How much extra risk do you have? In the study, people with mild psoriasis had an 11% greater risk of developing type 2 diabetes, compared with those who did not have psoriasis…and people with moderate-to-severe psoriasis had a 46% higher risk.


To find out more about why having a skin disease might increase the risk for type 2 diabetes, I called senior study author Joel M. Gelfand, MD.

“Both diseases are caused by chronic inflammation,” Dr. Gelfand noted, “and we think that the same inflammation that causes psoriasis also prevents the body from responding to insulin as well as it should, which is what leads to type 2 diabetes.”


So if you have psoriasis, what does this mean for you?

First of all: Dr. Gelfand said that it’s important to get regular blood sugar screenings to test for type 2 diabetes, since the earlier you find out that you have diabetes, the easier it is to keep it in check. “If you have psoriasis, I recommend beginning blood sugar screenings at age 18 and then getting checked at least every three years after that—depending on your particular health conditions and what your doctor advises,” he said.

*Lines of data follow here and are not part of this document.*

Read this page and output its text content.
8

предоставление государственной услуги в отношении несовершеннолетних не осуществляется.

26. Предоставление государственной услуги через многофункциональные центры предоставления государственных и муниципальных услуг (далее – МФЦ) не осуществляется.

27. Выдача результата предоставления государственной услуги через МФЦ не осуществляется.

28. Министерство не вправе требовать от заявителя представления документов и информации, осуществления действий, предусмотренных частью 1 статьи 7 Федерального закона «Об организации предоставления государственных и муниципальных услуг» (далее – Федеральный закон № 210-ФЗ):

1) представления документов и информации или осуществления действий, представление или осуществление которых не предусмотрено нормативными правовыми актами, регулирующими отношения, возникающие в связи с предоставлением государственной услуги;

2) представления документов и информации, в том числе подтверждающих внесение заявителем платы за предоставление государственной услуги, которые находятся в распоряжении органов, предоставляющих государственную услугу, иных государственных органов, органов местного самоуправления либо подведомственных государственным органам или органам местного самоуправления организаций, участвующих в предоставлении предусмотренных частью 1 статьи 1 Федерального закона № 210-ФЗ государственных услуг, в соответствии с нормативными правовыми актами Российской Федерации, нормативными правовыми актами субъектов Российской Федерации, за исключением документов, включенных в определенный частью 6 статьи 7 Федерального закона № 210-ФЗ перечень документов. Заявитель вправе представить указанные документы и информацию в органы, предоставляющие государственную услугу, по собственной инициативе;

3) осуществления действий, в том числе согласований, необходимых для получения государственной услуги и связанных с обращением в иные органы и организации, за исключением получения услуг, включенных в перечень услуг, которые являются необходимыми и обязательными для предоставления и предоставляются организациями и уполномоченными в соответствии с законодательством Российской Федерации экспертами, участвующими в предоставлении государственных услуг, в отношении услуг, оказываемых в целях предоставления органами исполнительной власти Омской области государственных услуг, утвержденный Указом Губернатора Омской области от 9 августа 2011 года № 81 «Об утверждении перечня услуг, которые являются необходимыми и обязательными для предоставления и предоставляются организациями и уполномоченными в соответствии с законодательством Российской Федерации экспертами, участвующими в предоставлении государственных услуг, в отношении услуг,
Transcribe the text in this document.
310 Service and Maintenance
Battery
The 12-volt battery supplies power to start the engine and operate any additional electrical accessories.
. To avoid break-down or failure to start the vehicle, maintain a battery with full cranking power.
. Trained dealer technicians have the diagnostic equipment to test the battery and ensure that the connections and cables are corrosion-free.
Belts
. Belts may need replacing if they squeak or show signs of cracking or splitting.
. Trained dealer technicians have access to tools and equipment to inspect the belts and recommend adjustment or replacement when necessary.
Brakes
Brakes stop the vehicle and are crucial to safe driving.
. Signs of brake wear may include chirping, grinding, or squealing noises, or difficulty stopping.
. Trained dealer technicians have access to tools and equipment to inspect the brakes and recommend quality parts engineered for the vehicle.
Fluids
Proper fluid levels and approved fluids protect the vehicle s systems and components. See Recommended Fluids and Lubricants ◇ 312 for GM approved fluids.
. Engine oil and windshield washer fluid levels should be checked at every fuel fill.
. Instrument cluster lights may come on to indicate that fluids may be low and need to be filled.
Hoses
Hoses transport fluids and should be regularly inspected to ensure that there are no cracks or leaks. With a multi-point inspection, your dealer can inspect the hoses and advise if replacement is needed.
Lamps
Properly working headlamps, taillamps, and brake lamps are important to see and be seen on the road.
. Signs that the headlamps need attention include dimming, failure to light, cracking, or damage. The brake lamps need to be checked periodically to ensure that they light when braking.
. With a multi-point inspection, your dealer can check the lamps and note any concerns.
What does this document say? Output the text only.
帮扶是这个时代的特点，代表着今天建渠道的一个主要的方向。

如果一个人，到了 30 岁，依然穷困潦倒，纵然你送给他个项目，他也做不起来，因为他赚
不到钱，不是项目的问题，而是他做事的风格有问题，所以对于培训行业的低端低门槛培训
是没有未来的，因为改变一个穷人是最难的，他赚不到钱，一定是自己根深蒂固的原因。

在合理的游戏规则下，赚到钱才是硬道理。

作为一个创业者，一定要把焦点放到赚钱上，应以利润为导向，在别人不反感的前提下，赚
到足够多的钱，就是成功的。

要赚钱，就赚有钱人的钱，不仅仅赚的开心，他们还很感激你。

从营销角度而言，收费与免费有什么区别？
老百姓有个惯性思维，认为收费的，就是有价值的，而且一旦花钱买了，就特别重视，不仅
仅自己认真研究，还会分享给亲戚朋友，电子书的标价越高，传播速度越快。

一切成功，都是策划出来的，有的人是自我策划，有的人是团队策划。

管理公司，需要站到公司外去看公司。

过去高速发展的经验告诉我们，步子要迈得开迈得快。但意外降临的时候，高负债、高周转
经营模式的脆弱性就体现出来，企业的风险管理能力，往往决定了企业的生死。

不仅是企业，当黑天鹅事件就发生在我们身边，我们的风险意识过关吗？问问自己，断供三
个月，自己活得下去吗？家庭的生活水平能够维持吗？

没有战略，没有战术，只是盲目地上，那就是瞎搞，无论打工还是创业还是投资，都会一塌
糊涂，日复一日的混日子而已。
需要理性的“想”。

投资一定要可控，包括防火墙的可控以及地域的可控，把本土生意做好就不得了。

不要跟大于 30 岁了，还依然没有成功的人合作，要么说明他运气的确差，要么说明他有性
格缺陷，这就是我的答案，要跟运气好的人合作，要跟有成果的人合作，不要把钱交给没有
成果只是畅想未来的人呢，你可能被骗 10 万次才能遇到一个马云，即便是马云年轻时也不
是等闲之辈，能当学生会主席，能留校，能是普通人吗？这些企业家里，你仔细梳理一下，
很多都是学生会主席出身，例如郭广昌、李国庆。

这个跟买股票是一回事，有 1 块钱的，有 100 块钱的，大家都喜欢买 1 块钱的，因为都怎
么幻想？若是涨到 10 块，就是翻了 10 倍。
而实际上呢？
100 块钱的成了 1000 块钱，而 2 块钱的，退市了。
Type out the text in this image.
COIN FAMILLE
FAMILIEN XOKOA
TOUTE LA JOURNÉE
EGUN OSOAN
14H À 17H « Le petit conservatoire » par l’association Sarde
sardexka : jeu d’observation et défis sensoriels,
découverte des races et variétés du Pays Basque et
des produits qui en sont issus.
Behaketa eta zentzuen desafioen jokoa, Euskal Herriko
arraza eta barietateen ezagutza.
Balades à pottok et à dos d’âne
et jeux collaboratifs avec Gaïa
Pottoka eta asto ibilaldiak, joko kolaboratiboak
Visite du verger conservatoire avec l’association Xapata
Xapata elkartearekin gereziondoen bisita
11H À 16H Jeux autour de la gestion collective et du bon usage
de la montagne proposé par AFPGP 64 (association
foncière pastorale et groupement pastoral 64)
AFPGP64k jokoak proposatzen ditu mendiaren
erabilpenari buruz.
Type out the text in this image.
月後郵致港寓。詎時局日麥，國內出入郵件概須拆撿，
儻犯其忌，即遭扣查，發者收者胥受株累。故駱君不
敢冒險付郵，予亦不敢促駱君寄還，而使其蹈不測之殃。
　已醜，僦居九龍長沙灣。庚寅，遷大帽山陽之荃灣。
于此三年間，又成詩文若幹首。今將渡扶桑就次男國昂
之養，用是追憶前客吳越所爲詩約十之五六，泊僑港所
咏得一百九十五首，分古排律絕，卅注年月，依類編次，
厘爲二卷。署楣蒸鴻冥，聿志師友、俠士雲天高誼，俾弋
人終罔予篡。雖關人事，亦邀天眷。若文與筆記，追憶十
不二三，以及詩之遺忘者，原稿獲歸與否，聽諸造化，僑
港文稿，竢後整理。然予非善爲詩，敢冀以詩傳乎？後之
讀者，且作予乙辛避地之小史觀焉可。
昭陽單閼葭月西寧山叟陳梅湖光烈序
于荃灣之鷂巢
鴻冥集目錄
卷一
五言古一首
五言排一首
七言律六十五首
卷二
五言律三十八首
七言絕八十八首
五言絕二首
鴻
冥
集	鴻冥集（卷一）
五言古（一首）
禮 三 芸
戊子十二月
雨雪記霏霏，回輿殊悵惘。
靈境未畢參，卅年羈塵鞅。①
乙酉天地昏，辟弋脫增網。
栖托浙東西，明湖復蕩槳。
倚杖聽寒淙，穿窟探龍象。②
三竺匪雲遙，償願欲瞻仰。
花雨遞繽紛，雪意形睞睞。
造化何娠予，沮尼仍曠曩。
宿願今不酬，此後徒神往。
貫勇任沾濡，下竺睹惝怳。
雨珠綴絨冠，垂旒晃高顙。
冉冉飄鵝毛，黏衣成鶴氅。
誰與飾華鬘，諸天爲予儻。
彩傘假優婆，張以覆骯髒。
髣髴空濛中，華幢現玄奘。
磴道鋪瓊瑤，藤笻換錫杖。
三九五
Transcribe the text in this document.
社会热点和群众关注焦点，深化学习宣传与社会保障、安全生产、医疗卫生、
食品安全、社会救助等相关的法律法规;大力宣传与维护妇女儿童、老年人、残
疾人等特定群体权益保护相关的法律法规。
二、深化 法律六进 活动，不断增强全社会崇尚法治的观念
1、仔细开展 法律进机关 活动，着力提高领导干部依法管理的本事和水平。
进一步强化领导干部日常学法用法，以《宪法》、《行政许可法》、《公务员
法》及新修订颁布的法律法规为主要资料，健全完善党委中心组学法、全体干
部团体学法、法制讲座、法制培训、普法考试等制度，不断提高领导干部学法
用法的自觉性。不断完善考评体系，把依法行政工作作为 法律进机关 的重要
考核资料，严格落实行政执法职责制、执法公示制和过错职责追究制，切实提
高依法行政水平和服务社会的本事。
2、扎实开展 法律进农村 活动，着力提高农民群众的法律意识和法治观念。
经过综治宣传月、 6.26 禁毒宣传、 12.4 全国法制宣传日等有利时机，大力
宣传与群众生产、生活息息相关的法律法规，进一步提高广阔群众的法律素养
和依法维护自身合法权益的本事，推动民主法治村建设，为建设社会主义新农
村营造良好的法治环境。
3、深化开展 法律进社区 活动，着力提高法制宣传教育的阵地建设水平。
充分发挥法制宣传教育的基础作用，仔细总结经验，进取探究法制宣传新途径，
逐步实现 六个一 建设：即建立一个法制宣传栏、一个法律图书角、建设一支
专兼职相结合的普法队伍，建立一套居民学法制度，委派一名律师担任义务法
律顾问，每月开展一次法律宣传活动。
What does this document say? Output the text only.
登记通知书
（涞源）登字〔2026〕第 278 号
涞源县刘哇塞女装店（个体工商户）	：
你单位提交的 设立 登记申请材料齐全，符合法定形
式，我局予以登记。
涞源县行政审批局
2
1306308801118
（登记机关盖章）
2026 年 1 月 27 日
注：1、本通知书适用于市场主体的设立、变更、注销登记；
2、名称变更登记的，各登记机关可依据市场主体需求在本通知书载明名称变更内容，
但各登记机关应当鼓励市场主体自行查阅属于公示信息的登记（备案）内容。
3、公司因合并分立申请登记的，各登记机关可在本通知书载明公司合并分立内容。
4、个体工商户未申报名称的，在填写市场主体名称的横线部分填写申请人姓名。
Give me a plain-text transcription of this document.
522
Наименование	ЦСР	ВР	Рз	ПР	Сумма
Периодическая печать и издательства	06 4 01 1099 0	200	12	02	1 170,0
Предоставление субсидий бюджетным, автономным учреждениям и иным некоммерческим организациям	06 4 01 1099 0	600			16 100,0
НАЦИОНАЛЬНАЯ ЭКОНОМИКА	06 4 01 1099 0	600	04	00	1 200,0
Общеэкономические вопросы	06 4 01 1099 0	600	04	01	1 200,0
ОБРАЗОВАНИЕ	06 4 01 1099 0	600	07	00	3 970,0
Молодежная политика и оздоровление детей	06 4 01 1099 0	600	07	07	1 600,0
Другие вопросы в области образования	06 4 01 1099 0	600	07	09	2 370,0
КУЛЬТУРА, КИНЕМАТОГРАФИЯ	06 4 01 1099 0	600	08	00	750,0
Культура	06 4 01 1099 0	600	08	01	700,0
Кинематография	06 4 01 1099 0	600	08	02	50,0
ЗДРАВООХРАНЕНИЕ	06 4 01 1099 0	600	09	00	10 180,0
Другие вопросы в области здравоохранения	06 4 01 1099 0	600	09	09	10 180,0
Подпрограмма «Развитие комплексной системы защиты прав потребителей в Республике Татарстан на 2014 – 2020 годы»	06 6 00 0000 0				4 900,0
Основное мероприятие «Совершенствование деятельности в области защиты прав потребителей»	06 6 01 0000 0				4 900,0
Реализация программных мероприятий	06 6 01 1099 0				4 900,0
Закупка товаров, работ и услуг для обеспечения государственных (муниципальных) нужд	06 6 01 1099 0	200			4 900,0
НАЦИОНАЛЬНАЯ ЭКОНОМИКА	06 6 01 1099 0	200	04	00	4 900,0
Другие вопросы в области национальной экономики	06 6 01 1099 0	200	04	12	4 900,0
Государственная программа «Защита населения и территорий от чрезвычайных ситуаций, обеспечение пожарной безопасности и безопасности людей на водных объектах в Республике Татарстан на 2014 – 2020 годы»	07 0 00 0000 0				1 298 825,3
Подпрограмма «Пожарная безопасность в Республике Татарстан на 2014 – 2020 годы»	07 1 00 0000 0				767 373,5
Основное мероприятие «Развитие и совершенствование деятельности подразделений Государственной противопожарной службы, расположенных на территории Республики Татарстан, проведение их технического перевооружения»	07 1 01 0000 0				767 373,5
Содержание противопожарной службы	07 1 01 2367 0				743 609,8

For many people, blood sugar is checked as part of their annual physical.

“Think of your psoriasis as a window into what’s happening in your body,” he continued. “Those rashes on your skin aren’t necessarily just exterior problems—they may be a sign of other metabolic issues that are happening in the interior of your bloodstream.”

Second of all: In the meantime, do everything you can to help prevent (or at least delay) type 2 diabetes from developing. That means—you guessed it—following a healthy diet, exercising regularly and losing excess weight, Dr. Gelfand said.

He also stressed that these recommendations are especially important for people with psoriasis who are 40 or older because the risk of developing diabetes increases with age.

I also asked Dr. Gelfand whether reducing psoriasis symptoms might lower your risk of type 2 diabetes. “There is some evidence that it might help, so it’s worth a shot, but scientists don’t yet know,” he said. But this is a research area I will keep watching for you.